Stimulating water absorption in the colon represents an important target to reduce stool output in secretory diarrhea. Recently, a 153-amino-acid peptide was isolated from porcine upper small intestine and purified, taking into account the increase of water absorption in guinea pig gallbladder. Accordingly, this peptide was named sorbin. The aim of the present study was to determine if the COOH-terminal heptapeptide of sorbin (C7-sorbin) participates in the regulation of electrolyte transport in the colon. Different regions (from duodenum to colon) of stripped intestinal mucosa from rats or humans were mounted in Ussing chambers to measure the changes in short-circuit current (DeltaIsc) and net 22Na and 36Cl fluxes (JNanet and JClnet) after serosal exposure of 10(-7) to 10(-3) M C7-sorbin. In fasted rat intestine, C7-sorbin (10(-4) M) induced an immediate reduction in Isc in the distal ileum and proximal and distal colon but not in the duodenum and jejunum. In the colon, Isc reduction and JNanet and JClnet stimulation were dose dependent (EC50 = 2 x 10(-5) M). At 10(-3) M, maximal effect was observed (DeltaIsc = -1.14 +/- 0.05, DeltaJNanet = +4.97 +/- 1.38, and DeltaJClnet = +9.25 +/- 1.44 microeq. h-1. cm-2). C7-sorbin (10(-3) M) inhibited the increase in Isc induced by a series of 10 secretory agents such as secretin, vasoactive intestinal peptide, PGE2, and serotonin. In HT-29-Cl19A cells, C7-sorbin induced an increase in Isc, with a maximal effect at 10(-3) M (DeltaIsc = 0.29 +/- 0.10 microeq. h-1. cm-2). In human intestine, a dose-dependent decrease in Isc was observed in right and sigmoid colons in basal and stimulated conditions (EC50 congruent with 10(-5) M; at 10(-4) M, DeltaIsc = -2.66 +/- 0.17 microeq. h-1. cm-2) but not in the jejunum. The results indicate that C7-sorbin stimulated NaCl neutral absorption and inhibited electrogenic Cl- in rat and human intestinal epithelia. In addition, the antisecretory effect was essentially observed in the distal part of both rat and human intestine and the magnitude of the proabsorptive effect was directly related to the magnitude of the previously induced secretion.
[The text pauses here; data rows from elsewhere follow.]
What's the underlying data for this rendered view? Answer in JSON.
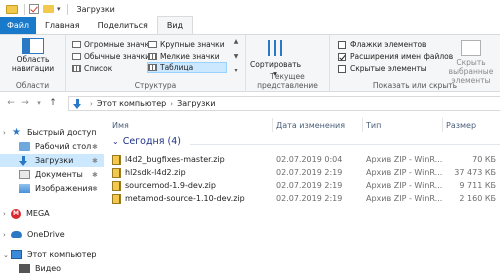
{
  "window": {
    "title": "Загрузки"
  },
  "ribbon_tabs": [
    "Файл",
    "Главная",
    "Поделиться",
    "Вид"
  ],
  "ribbon": {
    "areas_group": {
      "nav_pane_label": "Область навигации",
      "group_label": "Области"
    },
    "structure_group": {
      "items": [
        "Огромные значки",
        "Крупные значки",
        "Обычные значки",
        "Мелкие значки",
        "Список",
        "Таблица"
      ],
      "selected": "Таблица",
      "group_label": "Структура"
    },
    "current_view_group": {
      "sort_label": "Сортировать",
      "group_label": "Текущее представление"
    },
    "show_hide_group": {
      "checkboxes": [
        {
          "label": "Флажки элементов",
          "checked": false
        },
        {
          "label": "Расширения имен файлов",
          "checked": true
        },
        {
          "label": "Скрытые элементы",
          "checked": false
        }
      ],
      "hide_selected_label": "Скрыть выбранные элементы",
      "group_label": "Показать или скрыть"
    }
  },
  "address_bar": {
    "path": [
      "Этот компьютер",
      "Загрузки"
    ]
  },
  "nav_pane": {
    "items": [
      {
        "label": "Быстрый доступ",
        "icon": "star-icon"
      },
      {
        "label": "Рабочий стол",
        "icon": "desktop-folder-icon"
      },
      {
        "label": "Загрузки",
        "icon": "downloads-folder-icon"
      },
      {
        "label": "Документы",
        "icon": "documents-folder-icon"
      },
      {
        "label": "Изображения",
        "icon": "pictures-folder-icon"
      },
      {
        "label": "MEGA",
        "icon": "mega-icon"
      },
      {
        "label": "OneDrive",
        "icon": "onedrive-icon"
      },
      {
        "label": "Этот компьютер",
        "icon": "computer-icon"
      },
      {
        "label": "Видео",
        "icon": "videos-folder-icon"
      }
    ],
    "selected": "Загрузки"
  },
  "columns": [
    "Имя",
    "Дата изменения",
    "Тип",
    "Размер"
  ],
  "group": {
    "label": "Сегодня (4)"
  },
  "files": [
    {
      "name": "l4d2_bugfixes-master.zip",
      "date": "02.07.2019 0:04",
      "type": "Архив ZIP - WinR...",
      "size": "70 КБ"
    },
    {
      "name": "hl2sdk-l4d2.zip",
      "date": "02.07.2019 2:19",
      "type": "Архив ZIP - WinR...",
      "size": "37 473 КБ"
    },
    {
      "name": "sourcemod-1.9-dev.zip",
      "date": "02.07.2019 2:19",
      "type": "Архив ZIP - WinR...",
      "size": "9 711 КБ"
    },
    {
      "name": "metamod-source-1.10-dev.zip",
      "date": "02.07.2019 2:19",
      "type": "Архив ZIP - WinR...",
      "size": "2 160 КБ"
    }
  ],
  "colors": {
    "file_tab": "#1979ca",
    "selection": "#cce8ff",
    "group_header": "#1e3287"
  }
}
刺激结肠对水的吸收是减少分泌性腹泻粪便量的一个重要靶点。最近,考虑到豚鼠胆囊中水吸收的增加,从猪的上段小肠中分离并纯化出一种153个氨基酸的肽。因此,这种肽被命名为索宾。本研究的目的是确定索宾的COOH末端七肽(C7 - 索宾)是否参与结肠中电解质转运的调节。将大鼠或人类剥离的肠黏膜不同区域(从十二指肠到结肠)安装在尤斯灌流小室中,以测量在浆膜侧暴露10⁻⁷至10⁻³ M C7 - 索宾后短路电流(ΔIsc)以及净²²Na和³⁶Cl通量(JNanet和JClnet)的变化。在禁食大鼠的肠道中,C7 - 索宾(10⁻⁴ M)可使回肠远端以及结肠近端和远端的Isc立即降低,但十二指肠和空肠则无此现象。在结肠中,Isc降低以及JNanet和JClnet的刺激呈剂量依赖性(半数有效浓度 = 2×10⁻⁵ M)。在10⁻³ M时,观察到最大效应(ΔIsc = -1.14 ± 0.05,ΔJNanet = +4.97 ± 1.38,ΔJClnet = +9.25 ± 1.44微当量·小时⁻¹·厘米⁻²)。C7 - 索宾(10⁻³ M)可抑制一系列10种分泌因子(如促胰液素、血管活性肠肽、前列腺素E2和5 - 羟色胺)诱导的Isc增加。在HT - 29 - Cl19A细胞中,C7 - 索宾可诱导Isc增加,在10⁻³ M时达到最大效应(ΔIsc = 0.29 ± 0.10微当量·小时⁻¹·厘米⁻²)。在人类肠道中,在基础状态和刺激状态下,右半结肠和乙状结肠的Isc呈剂量依赖性降低(半数有效浓度约为10⁻⁵ M;在10⁻⁴ M时,ΔIsc = -2.66 ± 0.17微当量·小时⁻¹·厘米⁻²),但空肠无此现象。结果表明,C7 - 索宾可刺激大鼠和人类肠上皮细胞对NaCl的中性吸收并抑制电生性Cl⁻分泌。此外,抗分泌作用主要在大鼠和人类肠道的远端观察到,且促吸收作用的大小与先前诱导的分泌大小直接相关。